My first is of a climbing rose on part of the trellis which screens my vegetable garden and two old storage sheds from the rest of our garden and the view from the house. When we bought our house, the original trellis had collapsed and the two roses on it looked completely dead. I cut them right down to the roots, built a new 2m high trellis and planted a number of clematis. However one of the roses turned out to be alive and it has sprung up again from the roots and now makes a magnificent display in summer. The height shown here is around 2.5m high, though the bottom .5m is cut off, as is the view of the rest of the trellis. I have no idea what variety it is.
I'll see if I can make some of my garden tomorrow, too, and maybe one of my house-tiger (Norwegian forest cat) as well.
Seyheb, is that a "Mozart" climber (rambler?) rose? I saw one this weekend, they are lovely but unfortunately they won't survive where i live. I have a wild-rose very similar to the one on your first detail-picture.
I think you're right, Emma. Thanks for the tip. I've been looking up that variety on the net and although there are some minor differences, it looks like a close match to "Mozart". The differences are that ours has flowers 5cm across (the web says 4cm) and it is more vigorous than described. However I think ours will be on its own roots as I cut it right down to just beneath the soil when I thought it was dead and I think those sold today are likely to be grafted.
It's a pity if it won't grow where you live, Emma. It is described on the web as being very hardy and very disease resistent, but of course I suppose that depends on the country. Nor does it suffer from greenfly, but we encourage ladybirds and don't use any insecticides at all. We love it. We prefer roses of this type more than the closely-bunched double-petal varieties [edit; that's only a generalised preference, they are all beautiful and I do also like the double-petalled climbers in particular]. The bees like this one too.
I need to replace one of the posts in the supporting trellis so it is likely to get a fairly heavy pruning this winter!
Talking of house-tigers, we have two, or rather two garden-tigers as they love to be out in the garden during the day whatever the weather (they are kept indoors overnight). This is Bobby. They are both non-pedigree British tabbys and very affectionate. I will be interested to see the picture of yours.
A favourite bush of ours is Buddleia. We have several, and of course they help to encourage bees and butterflies. The only problem with them is that I'm constantly having to root out seedlings from all over the garden! Fortunately they are shallow-rooted and a quick tug soon lifts them. I sometimes let one reach flowering because they hybridise and occasionally I get a different colour shade, then if it is worthwhile I transplant it. They're not a particularly long-lived plant anyway. They need pruning hard in winter to keep their shape.
Oderint dum metuant [Caligula] Let them hate as long as they fear. Nemo sine vitio est -- No one is without fault Visit Hall of Torque for reading entertainment from games I've played.
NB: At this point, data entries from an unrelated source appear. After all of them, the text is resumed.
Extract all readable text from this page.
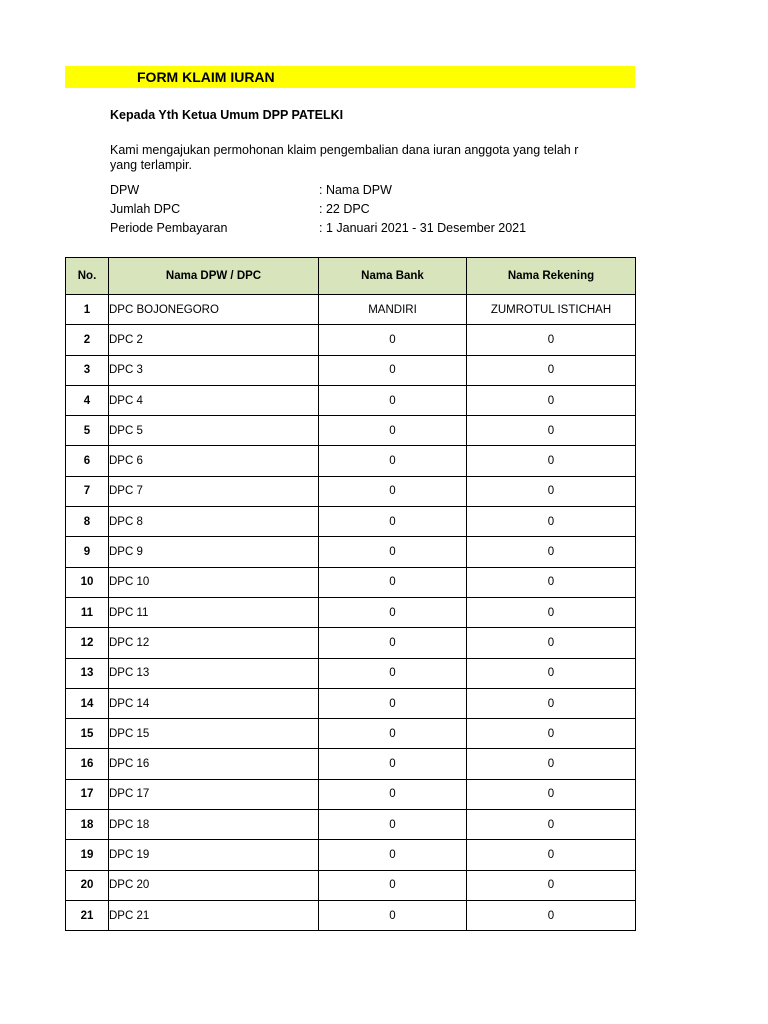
FORM KLAIM IURAN
Kepada Yth Ketua Umum DPP PATELKI
Kami mengajukan permohonan klaim pengembalian dana iuran anggota yang telah r
yang terlampir.
DPW	: Nama DPW
Jumlah DPC	: 22 DPC
Periode Pembayaran	: 1 Januari 2021 - 31 Desember 2021
No.	Nama DPW / DPC	Nama Bank	Nama Rekening
1	DPC BOJONEGORO	MANDIRI	ZUMROTUL ISTICHAH
2	DPC 2	0	0
3	DPC 3	0	0
4	DPC 4	0	0
5	DPC 5	0	0
6	DPC 6	0	0
7	DPC 7	0	0
8	DPC 8	0	0
9	DPC 9	0	0
10	DPC 10	0	0
11	DPC 11	0	0
12	DPC 12	0	0
13	DPC 13	0	0
14	DPC 14	0	0
15	DPC 15	0	0
16	DPC 16	0	0
17	DPC 17	0	0
18	DPC 18	0	0
19	DPC 19	0	0
20	DPC 20	0	0
21	DPC 21	0	0
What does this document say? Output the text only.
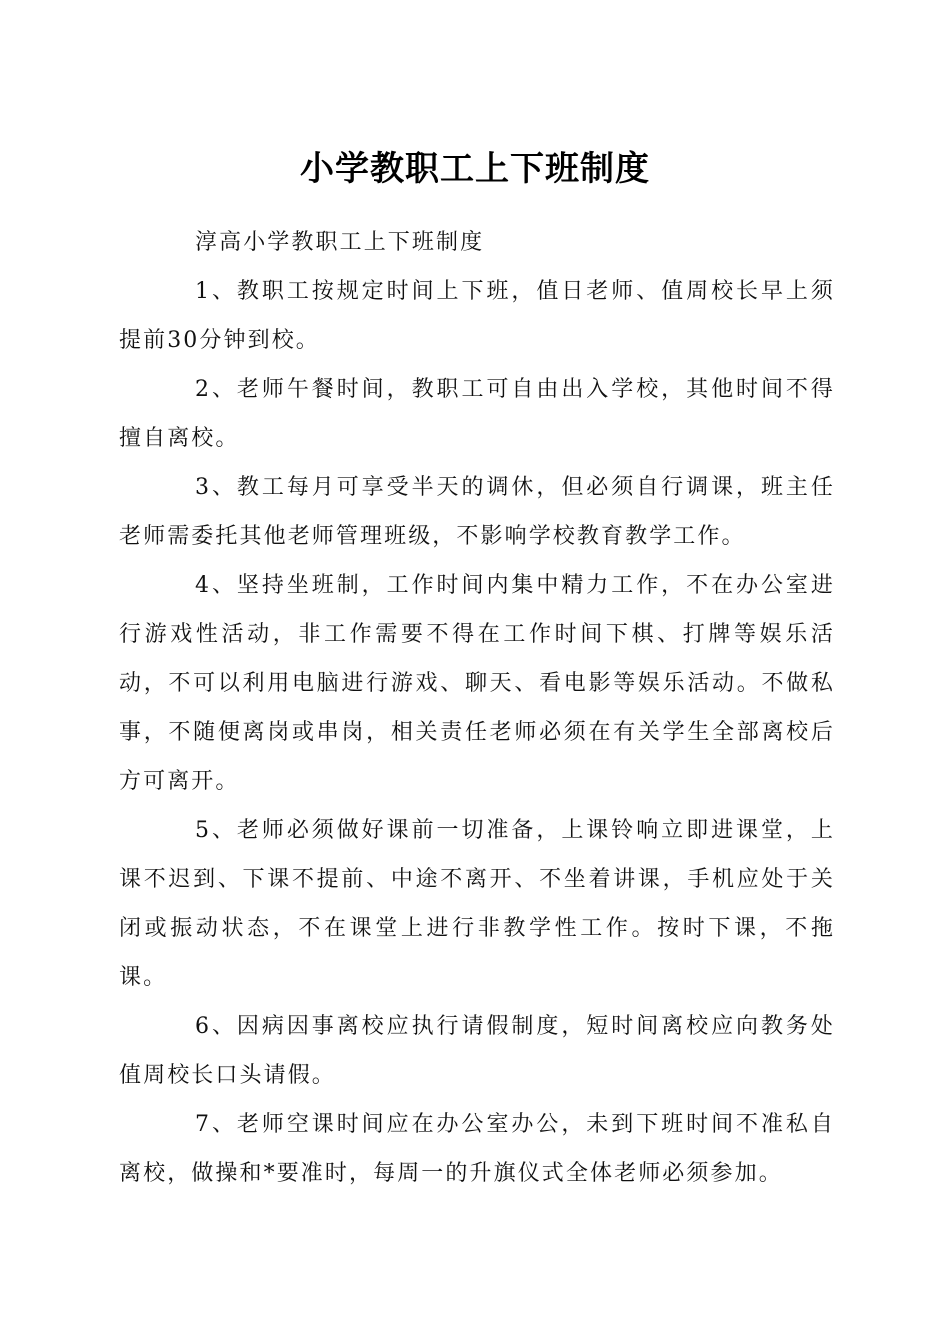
小学教职工上下班制度

淳高小学教职工上下班制度

1、教职工按规定时间上下班，值日老师、值周校长早上须提前30分钟到校。

2、老师午餐时间，教职工可自由出入学校，其他时间不得擅自离校。

3、教工每月可享受半天的调休，但必须自行调课，班主任老师需委托其他老师管理班级，不影响学校教育教学工作。

4、坚持坐班制，工作时间内集中精力工作，不在办公室进行游戏性活动，非工作需要不得在工作时间下棋、打牌等娱乐活动，不可以利用电脑进行游戏、聊天、看电影等娱乐活动。不做私事，不随便离岗或串岗，相关责任老师必须在有关学生全部离校后方可离开。

5、老师必须做好课前一切准备，上课铃响立即进课堂，上课不迟到、下课不提前、中途不离开、不坐着讲课，手机应处于关闭或振动状态，不在课堂上进行非教学性工作。按时下课，不拖课。

6、因病因事离校应执行请假制度，短时间离校应向教务处值周校长口头请假。

7、老师空课时间应在办公室办公，未到下班时间不准私自离校，做操和*要准时，每周一的升旗仪式全体老师必须参加。
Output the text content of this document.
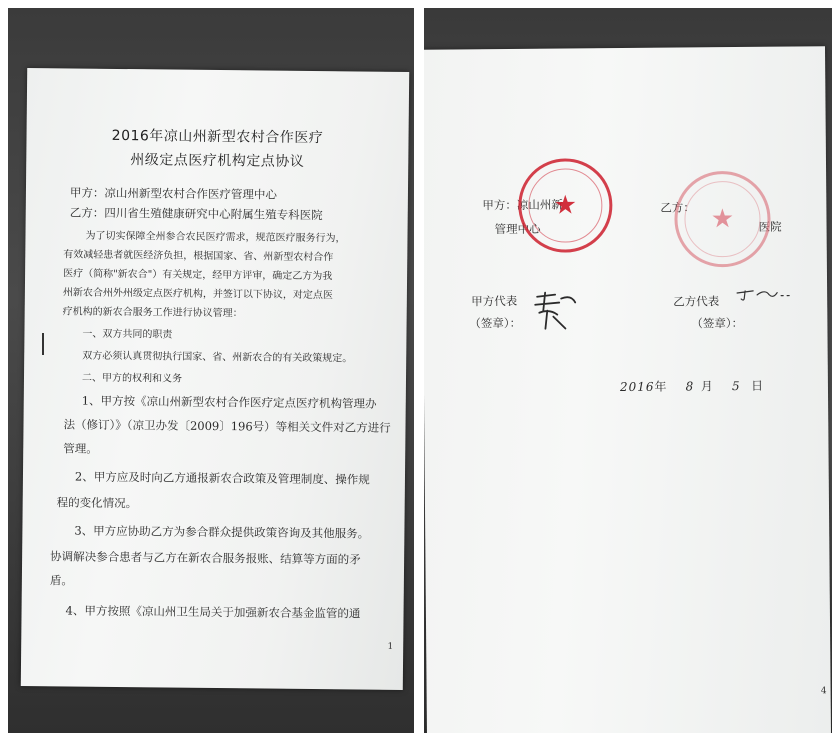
2016年凉山州新型农村合作医疗
州级定点医疗机构定点协议
甲方：凉山州新型农村合作医疗管理中心
乙方：四川省生殖健康研究中心附属生殖专科医院
为了切实保障全州参合农民医疗需求，规范医疗服务行为，
有效减轻患者就医经济负担，根据国家、省、州新型农村合作
医疗（简称"新农合"）有关规定，经甲方评审，确定乙方为我
州新农合州外州级定点医疗机构，并签订以下协议，对定点医
疗机构的新农合服务工作进行协议管理：
一、双方共同的职责
双方必须认真贯彻执行国家、省、州新农合的有关政策规定。
二、甲方的权利和义务
1、甲方按《凉山州新型农村合作医疗定点医疗机构管理办
法（修订）》（凉卫办发〔2009〕196号）等相关文件对乙方进行
管理。
2、甲方应及时向乙方通报新农合政策及管理制度、操作规
程的变化情况。
3、甲方应协助乙方为参合群众提供政策咨询及其他服务。
协调解决参合患者与乙方在新农合服务报账、结算等方面的矛
盾。
4、甲方按照《凉山州卫生局关于加强新农合基金监管的通
1
甲方：凉山州新
管理中心
★	乙方：
医院
★
甲方代表
（签章）：
乙方代表
（签章）：
2016年 8 月 5 日
4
Scroll down to the Writers Nook and look for Wotan's story-telling under HoT authors & stories.
I am not really a Picture person, but I went out this morning and took a few, The roses are in-between right now. But I have others. A few of the roses have buds on them. I will post those when they open.
That hydrangea is a nice colour. We used to have some hydrangeas (last pic) in a border near the front of the house but they were old and dying and I replaced them with various other flowering shrubs and bushes.
I have two Hydrangea, a Light Blue, and a Purple, (Pictured). They don't get direct sun, so they just don't photograph well. They are pretty much the only thing growing that I know the name of. They are also taller than me. I have Rhododendrons as well, but they aren't happy right now, it's too hot this time of year.